Laboratory for Laser Cytotechnologies, A V Lykov Heat and Mass Transfer Institute, 15 Brovka Street, Minsk 220072, Belarus.
Nanotechnology. 2010 Feb 26;21(8):85102. doi: 10.1088/0957-4484/21/8/085102. Epub 2010 Jan 25.
Combining diagnostic and therapeutic processes into one (theranostics) and improving their selectivity to the cellular level may offer significant benefits in various research and disease systems and currently is not supported with efficient methods and agents. We have developed a novel method based on the gold nanoparticle-generated transient photothermal vapor nanobubbles, that we refer to as plasmonic nanobubbles (PNB). After delivery and clusterization of the gold nanoparticles (NP) to the target cells the intracellular PNBs were optically generated and controlled through the laser fluence. The PNB action was tuned in individual living cells from non-invasive high-sensitive imaging at lower fluence to disruption of the cellular membrane at higher fluence.

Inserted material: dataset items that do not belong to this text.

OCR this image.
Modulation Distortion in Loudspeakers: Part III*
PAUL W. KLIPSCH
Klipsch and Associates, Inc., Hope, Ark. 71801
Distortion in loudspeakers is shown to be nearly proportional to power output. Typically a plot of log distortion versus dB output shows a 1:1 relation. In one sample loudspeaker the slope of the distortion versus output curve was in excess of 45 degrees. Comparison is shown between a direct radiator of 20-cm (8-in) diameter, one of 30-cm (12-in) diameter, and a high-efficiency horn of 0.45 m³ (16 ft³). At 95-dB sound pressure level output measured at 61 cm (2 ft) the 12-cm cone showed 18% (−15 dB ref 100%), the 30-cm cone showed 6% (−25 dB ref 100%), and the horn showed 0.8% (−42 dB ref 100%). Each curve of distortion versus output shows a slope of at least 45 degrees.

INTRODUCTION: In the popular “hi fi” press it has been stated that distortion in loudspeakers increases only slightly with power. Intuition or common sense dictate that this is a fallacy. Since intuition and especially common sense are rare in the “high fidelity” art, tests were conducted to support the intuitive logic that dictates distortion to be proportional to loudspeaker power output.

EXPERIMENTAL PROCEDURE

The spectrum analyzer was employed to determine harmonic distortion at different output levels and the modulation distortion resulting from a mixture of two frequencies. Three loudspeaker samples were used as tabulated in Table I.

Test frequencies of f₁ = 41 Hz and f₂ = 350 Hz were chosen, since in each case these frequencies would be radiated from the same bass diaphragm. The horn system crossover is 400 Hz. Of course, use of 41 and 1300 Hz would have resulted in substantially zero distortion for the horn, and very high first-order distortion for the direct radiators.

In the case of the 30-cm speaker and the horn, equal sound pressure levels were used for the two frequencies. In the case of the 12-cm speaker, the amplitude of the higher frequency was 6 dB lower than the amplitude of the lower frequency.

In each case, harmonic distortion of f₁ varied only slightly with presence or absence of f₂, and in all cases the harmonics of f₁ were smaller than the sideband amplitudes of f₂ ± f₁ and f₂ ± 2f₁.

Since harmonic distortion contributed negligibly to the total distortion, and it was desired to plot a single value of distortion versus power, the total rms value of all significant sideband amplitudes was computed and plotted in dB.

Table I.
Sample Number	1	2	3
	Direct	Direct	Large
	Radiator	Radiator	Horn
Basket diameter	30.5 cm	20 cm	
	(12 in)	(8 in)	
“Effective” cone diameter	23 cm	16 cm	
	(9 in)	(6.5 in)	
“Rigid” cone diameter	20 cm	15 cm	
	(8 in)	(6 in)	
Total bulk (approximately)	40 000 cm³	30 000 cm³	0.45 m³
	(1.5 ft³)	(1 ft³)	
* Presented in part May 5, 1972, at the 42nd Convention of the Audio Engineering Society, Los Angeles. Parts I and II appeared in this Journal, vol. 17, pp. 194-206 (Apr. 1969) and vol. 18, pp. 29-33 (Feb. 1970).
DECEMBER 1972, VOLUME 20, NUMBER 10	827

We have achieved non-invasive 50-fold amplification of the optical scattering amplitude with the PNBs (relative to that of NPs), selective mechanical and fast damage to specific cells with bigger PNBs, and optical guidance of the damage through the damage-specific signals of the bubbles. Thus the PNBs acted as tunable theranostic agents at the cellular level and in one process that have supported diagnosis, therapy and guidance of the therapy.
将诊断和治疗过程结合为一体(治疗学),并提高其对细胞水平的选择性,可能会在各种研究和疾病系统中带来重大益处,但目前还没有有效的方法和试剂来支持这一点。我们开发了一种基于金纳米颗粒产生的瞬态光热蒸汽纳米气泡的新方法,我们称之为等离子体纳米气泡(PNB)。金纳米颗粒(NP)被递送到靶细胞并聚集后,通过激光强度来光学产生和控制细胞内的 PNB。通过调节激光强度,PNB 可以在单个活细胞中进行非侵入式的高灵敏度成像,或者在更高的激光强度下破坏细胞膜。我们已经实现了非侵入式的 50 倍光散射幅度放大,与 NPs 相比,通过更大的 PNB 选择性地对特定细胞进行机械和快速破坏,并通过气泡的损伤特异性信号对损伤进行光学引导。因此,PNB 可以作为一种在细胞水平上进行诊断、治疗和治疗指导的可调式治疗学试剂。